To carve land in the name of religion and command many states through it…
Li Shimin felt that after Rome's decline, the far west had clearly taken a completely different path.
Thus the Tang emperor made a decision.
"The Court of Diplomatic Reception shall establish a new office. Gather those skilled in languages, record western texts, learn their customs, and observe their people."
[Lightscreen]
[Two years after the Battle of Katwan, Yelü Dashi died at the age of fifty-seven and received the temple name Dezong.
Looking across his life, Yelü Johannes had lived through the tripartite rivalry of Song, Liao, and Jin, the fall of Liao, the brief restoration of Northern Liao, and finally, faced with Emperor Tianzuo's hopeless collapse, chose to ride west.
In the end he successfully founded Western Liao, carried Chinese civilization into Central Asia, and defeated the Seljuk Empire head-on, opening an entirely new political landscape there.
Placed in world history, he was unquestionably a figure of towering significance.
Even his posthumous reputation was colorful.
Christian writers gave him the identity of Priest-King, claiming he longed for the Church and wished to make pilgrimage to Jerusalem.
Persian historians claimed Yelü Dashi had secretly converted to Islam.
Arab historians, meanwhile, labeled him a follower of Manichaeism.
From the perspective of world history, after Gao Xianzhi's defeat at Talas, the Chinese cultural sphere had lost its voice in Central Asia.
Three hundred ninety years later, Yelü Dashi's western campaign finally expanded that influence there once more.
Judging purely by achievement, Yelü Dashi alone could drag both the Song and Jin rulers into comparison and still come out ahead. Calling him a great man of his age is no exaggeration.
And Wang Fangyi's Battle of Rehai still had not finished rippling through history.

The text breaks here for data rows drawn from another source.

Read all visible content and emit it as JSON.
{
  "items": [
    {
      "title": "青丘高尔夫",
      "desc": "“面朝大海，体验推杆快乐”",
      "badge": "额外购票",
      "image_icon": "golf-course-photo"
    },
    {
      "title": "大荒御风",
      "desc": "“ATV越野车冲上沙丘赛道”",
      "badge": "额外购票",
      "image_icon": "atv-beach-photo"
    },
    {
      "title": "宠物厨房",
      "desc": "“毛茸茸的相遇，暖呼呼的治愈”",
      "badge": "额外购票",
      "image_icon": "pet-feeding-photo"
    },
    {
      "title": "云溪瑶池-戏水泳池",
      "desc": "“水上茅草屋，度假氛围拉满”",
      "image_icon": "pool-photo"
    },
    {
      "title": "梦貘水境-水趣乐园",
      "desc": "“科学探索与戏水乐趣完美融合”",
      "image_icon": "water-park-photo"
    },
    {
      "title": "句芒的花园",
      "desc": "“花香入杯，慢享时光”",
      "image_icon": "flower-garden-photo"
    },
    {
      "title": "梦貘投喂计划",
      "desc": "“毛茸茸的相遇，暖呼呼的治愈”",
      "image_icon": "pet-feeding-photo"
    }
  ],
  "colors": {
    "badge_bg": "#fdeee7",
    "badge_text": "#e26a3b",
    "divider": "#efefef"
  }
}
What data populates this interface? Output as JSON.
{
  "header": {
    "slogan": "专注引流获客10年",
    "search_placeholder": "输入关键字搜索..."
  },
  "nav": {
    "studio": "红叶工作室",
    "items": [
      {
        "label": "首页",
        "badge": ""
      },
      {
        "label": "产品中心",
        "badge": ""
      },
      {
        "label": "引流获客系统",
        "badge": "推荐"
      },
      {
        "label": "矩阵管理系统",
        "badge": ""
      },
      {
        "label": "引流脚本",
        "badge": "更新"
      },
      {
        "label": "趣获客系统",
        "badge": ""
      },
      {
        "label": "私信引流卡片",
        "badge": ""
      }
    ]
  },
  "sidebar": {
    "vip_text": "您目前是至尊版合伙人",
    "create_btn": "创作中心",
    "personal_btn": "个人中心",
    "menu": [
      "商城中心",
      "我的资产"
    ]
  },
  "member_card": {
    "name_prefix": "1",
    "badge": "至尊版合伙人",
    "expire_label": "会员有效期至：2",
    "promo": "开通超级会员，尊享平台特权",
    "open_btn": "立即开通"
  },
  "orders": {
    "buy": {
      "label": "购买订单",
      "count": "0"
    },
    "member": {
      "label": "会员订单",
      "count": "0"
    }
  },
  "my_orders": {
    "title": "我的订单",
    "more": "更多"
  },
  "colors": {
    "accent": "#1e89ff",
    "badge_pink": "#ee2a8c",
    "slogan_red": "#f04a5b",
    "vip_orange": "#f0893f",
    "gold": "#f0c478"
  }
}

A hundred years after the Seljuk Empire's fall, a group of Anatolian natives claiming descent from the Oghuz Turks founded a world-famous empire: the Ottoman Empire.
Four hundred years later, Persia's Afsharid dynasty rose.
Its founder, Nader Shah, came from the Afshar tribe, itself descended from the Oghuz Turks.
Yet the man who set off this thousand-year butterfly effect, Wang Fangyi himself, met a far less fortunate end.
The year after the Battle of Rehai, Emperor Gaozong Li Zhi died.
Wu Zetian, ruling from behind the court, began purging opponents after the anti-Wu rebellion tied to the Prince of Luling, and swept up political enemies from the earlier struggle over replacing Empress Wang.
The chancellor Pei Yan was executed.
Cheng Wuting was accused of colluding with him and beheaded in the army.
Wang Fangyi was implicated as well.
As a relative of Empress Wang, he was condemned, exiled to Yazhou, and died on the road.]